Text+ User Story

Building Collections for Literary Scholars

Raisa Barthauer (SUB Göttingen) 

DFG subject area: 105 Literary Studies

Text+ data domain: Collections

Motivation

I want to build an individual text collection for my thesis in German literature of the Enlightenment. Using the TextGrid Repository, I have already built a first collection and started to annotate the texts using Catma. In addition to a close-reading approach, I am going to test my hypothesis against a reference corpus using low-level digital tools like the Voyant Tool and the Topics Explorer. To build the reference corpus, I have made a list of relevant works and authors for the different cultural areas. For an initial search for resources, I often use typical internet search engines, but the search results are often not very useful. A higher visibility of the relevant resources and easier accessibility via a central community or a central service would be of great help. However, most of the German literature is findable and accessible via the TextGrid repository; other resources are linked via the websites of FID Germanistik and the portal GiN-Guide. It would save a lot of time if different repositories and collections were searchable and accessible via one central community-oriented access point (VCR, FCS or Generic Search and Collection Registry (https://​www​.clariah​.de/​d​i​e​n​s​t​e​.​h​tml)) and if the tools were embedded, so that they can be used instantly. 

Several texts on my list are not yet digitized: what should I do? 

I asked my university library for a digitization service. Such a service is offered, but as I need a great amount of texts in digitized form, the service becomes too expensive for me in the long run. I have to digitize many texts on my own and spend a lot of time on that. The book scanner probably produces a first raw plain text version. But as a lot of the texts I need are printed in Blackletter, I do not trust the OCRed texts. To evaluate the quality of the results and further usability of the texts, I need further consulting by OCR specialists. 

How do I create the OCRed text and how do I improve the OCR quality of the given text? 

As I do not get OCR via the library, I need a simple tool (and tutorial) for OCR and the machine-readable text. Even if I got the OCR text out of the mass digitization process, I would want to improve the quality by training the OCR model — and I need people who know how to do that. 

How do I get a more deeply structured and annotated text collection? 

To feed the analysis of my thesis, I want to use annotation tools and low-level digital tools like the Voyant Tool. An easy-to-use tool (and tutorial https://​de​.dariah​.eu/​t​e​i​-​t​u​t​o​r​ial) to create a simple XML-TEI file for deeper annotation would thus be very helpful. 

Objectives 

To significantly facilitate the work on my thesis and to support my research, it would, first of all, be very helpful if a virtual collection registry and a federated content search were made available for different corpora through a single access system (e.g. a portal). In my opinion, researchers should be better enabled to use digital resources and tools on their own. For example, a workflow for the creation of a text collection along a specific research question could be offered, supporting especially non-DH researchers through the Text+ service portfolio. 

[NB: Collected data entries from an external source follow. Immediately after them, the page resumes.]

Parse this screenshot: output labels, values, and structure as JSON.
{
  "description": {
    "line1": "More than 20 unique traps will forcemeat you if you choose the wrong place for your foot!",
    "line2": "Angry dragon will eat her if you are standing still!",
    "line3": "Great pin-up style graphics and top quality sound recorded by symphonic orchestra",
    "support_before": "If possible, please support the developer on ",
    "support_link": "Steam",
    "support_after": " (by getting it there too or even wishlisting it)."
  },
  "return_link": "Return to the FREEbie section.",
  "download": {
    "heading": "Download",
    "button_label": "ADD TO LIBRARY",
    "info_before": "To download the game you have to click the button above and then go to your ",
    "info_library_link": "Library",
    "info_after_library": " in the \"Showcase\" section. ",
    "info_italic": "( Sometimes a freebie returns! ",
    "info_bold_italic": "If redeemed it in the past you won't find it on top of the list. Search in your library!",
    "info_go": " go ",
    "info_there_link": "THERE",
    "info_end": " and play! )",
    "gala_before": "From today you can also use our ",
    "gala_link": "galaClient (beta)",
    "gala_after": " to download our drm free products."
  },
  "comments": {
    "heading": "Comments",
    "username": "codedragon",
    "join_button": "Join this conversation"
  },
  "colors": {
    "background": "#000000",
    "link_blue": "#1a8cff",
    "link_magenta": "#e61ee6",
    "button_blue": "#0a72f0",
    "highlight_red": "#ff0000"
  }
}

Concrete assistance in the case of non-digitized texts (for example in the form of experts or a community that can be consulted for advice, support, tutorials, and low-level tools) would not only make my work much more efficient, but would also enable a more profound analysis of my texts. The option to integrate various text analysis tools directly into my collection could make my work more efficient and organized. In general, an increased visibility of the resources on the internet would also be welcome. 

Solution 

Although many resources are already available through DARIAH and especially TextGrid, my demand for digitized texts and easily accessible tools to work on them is, unfortunately, not yet covered. Basically, I would require a reduction of the effort needed for the use of these resources. A central search interface and an increased interoperability would be very helpful. More texts should be made available as well as various tools. Training and consulting on this would significantly reduce the inhibition threshold for use, as would more dissemination, and this would also increase visibility. 

Challenges

One risk could be that I might have to spend a great amount of time on the preparation of the texts, so that the effort and the result would be disproportionate and that therefore the possibilities of analysis, which I get through annotation- and DH tools, could not be implemented, as the time expenditure would be too great.